Allah SWT sebagai pencipta manusia adalah Dzat yang maha tahu tentang diri manusia. Allah lah yang paling tahu bagaimana manusia bisa bahagia, sebab-sebabnya, serta apapun yang dapat menjauhkan manusia dari kebahagiaan. Oleh karena itu, Allah menurunkan Al-Qur’an sebagai pedoman hidup umat manusia dengan tujuan tidak lain agar manusia bahagia di dunia maupun di akhirat. Dengan kata lain, al-Qur’an merupakan sumber kebahagiaan manusia di dunia maupun akhirat. Namun sangat disayangkan ketika manusia tidak menyadari hal ini. Manusia berusaha mencari kebahagiaan dengan cara-cara selain yang dituntunkan oleh Dzat yang terlah menciptakannya dan Maha Tahu tentang dirinya.
Kebahagiaan
manusia tidak terpaku pada hal-hal yang bersifat materi. Akan tetapi kebahagiaan
manusia tergantung pada ketenangan hati, kedamaian, serta kelapangan jiwa,
apapun kondisi yang sedang dihadapi. Jika pada kenyataannya manusia tidak dapat
hidup bahagia, maka bisa dipastikan karena hatinya jauh dari al-Qur’an.
Masih ingatkah
kita dengan tren yang muncul pada tahun 2012 lalu? Galau. Kata tersebut menjadi
tren bukan saja pada remaja, bahkan orang dewasa pun ramai mengadu di berbagai
jejaring sosial bahwa penyakit yang satu ini (galau) tengah menjangkiti mereka.
Pada tahun 2013 ini apakah berarti serangan galau sudah berakhir? Tidak. Galau
ialah perasaan gelisah, sempit, sedih, bingung sehingga manusia menjadi tidak
tenang. Perasaan galau ini pada hakikatnya selalu menghampiri manusia ketika
mereka tidak memiliki iman yang kuat dan ketika mereka jauh dari al-Qur’an.
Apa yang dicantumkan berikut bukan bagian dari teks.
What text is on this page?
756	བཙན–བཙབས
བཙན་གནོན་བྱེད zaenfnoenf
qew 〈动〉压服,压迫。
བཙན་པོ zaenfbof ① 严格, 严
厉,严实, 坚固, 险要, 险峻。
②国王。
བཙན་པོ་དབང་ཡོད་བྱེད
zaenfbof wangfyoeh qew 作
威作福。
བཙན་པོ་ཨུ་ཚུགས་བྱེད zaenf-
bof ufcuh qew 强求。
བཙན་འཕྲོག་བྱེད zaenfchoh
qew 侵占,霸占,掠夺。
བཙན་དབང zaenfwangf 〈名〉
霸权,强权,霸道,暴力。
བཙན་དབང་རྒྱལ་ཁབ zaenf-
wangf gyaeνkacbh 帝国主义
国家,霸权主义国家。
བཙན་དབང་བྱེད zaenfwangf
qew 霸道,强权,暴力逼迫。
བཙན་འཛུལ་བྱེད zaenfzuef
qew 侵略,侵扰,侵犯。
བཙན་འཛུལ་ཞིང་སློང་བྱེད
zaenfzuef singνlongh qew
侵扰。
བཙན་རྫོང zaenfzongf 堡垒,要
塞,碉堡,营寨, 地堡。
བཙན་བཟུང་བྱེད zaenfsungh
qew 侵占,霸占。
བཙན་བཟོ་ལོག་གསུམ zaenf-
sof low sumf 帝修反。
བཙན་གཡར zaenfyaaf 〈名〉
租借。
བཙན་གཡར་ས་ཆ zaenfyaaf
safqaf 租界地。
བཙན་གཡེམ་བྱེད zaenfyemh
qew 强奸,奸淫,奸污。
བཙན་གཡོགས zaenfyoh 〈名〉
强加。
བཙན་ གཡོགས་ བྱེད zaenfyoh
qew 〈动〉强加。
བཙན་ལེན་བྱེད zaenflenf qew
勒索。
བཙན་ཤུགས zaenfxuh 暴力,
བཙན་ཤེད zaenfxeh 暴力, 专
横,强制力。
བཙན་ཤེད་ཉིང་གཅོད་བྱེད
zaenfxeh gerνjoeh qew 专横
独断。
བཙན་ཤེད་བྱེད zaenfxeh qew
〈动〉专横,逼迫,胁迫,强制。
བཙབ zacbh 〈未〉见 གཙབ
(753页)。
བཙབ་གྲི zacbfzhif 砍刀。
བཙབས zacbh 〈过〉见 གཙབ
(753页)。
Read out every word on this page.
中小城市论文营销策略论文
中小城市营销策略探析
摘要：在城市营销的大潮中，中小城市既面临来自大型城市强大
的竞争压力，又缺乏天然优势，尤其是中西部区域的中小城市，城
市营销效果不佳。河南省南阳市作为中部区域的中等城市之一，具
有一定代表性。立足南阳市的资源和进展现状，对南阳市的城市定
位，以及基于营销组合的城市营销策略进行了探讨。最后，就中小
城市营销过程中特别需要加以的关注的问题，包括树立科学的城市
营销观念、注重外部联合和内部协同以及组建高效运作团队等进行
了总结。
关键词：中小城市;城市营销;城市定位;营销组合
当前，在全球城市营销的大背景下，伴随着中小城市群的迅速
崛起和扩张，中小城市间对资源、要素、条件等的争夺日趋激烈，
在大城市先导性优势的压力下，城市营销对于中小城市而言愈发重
Allah SWT berfirman dalam QS. Thaha ayat 124-125:
وَمَنْ أَعْرَضَ عَنْ ذِكْرِي
فَإِنَّ لَهُ مَعِيشَةً ضَنْكًا وَنَحْشُرُهُ يَوْمَ الْقِيَامَةِ أَعْمَى (124) قَالَ
رَبِّ لِمَ حَشَرْتَنِي أَعْمَى وَقَدْ كُنْتُ بَصِيرًا (125)
Artinya:
Dan barangsiapa berpaling dari peringatan-Ku, maka sesungguhnya
baginya penghidupan yang sempit, dan Kami akan menghimpunkannya pada
hari kiamat dalam keadaan buta." Berkatalah ia: "Ya Tuhanku, mengapa
Engkau menghimpunkan aku dalam keadaan buta, padahal aku dahulunya adalah
seorang yang melihat?”.
‘Penghidupan
yang sempit’ dalam ayat ini bisa saja berarti kegalauan. Orang yang galau tentu
saja tidak merasakan kelapangan hidup. Orang yang galau juga gampang ‘jatuh’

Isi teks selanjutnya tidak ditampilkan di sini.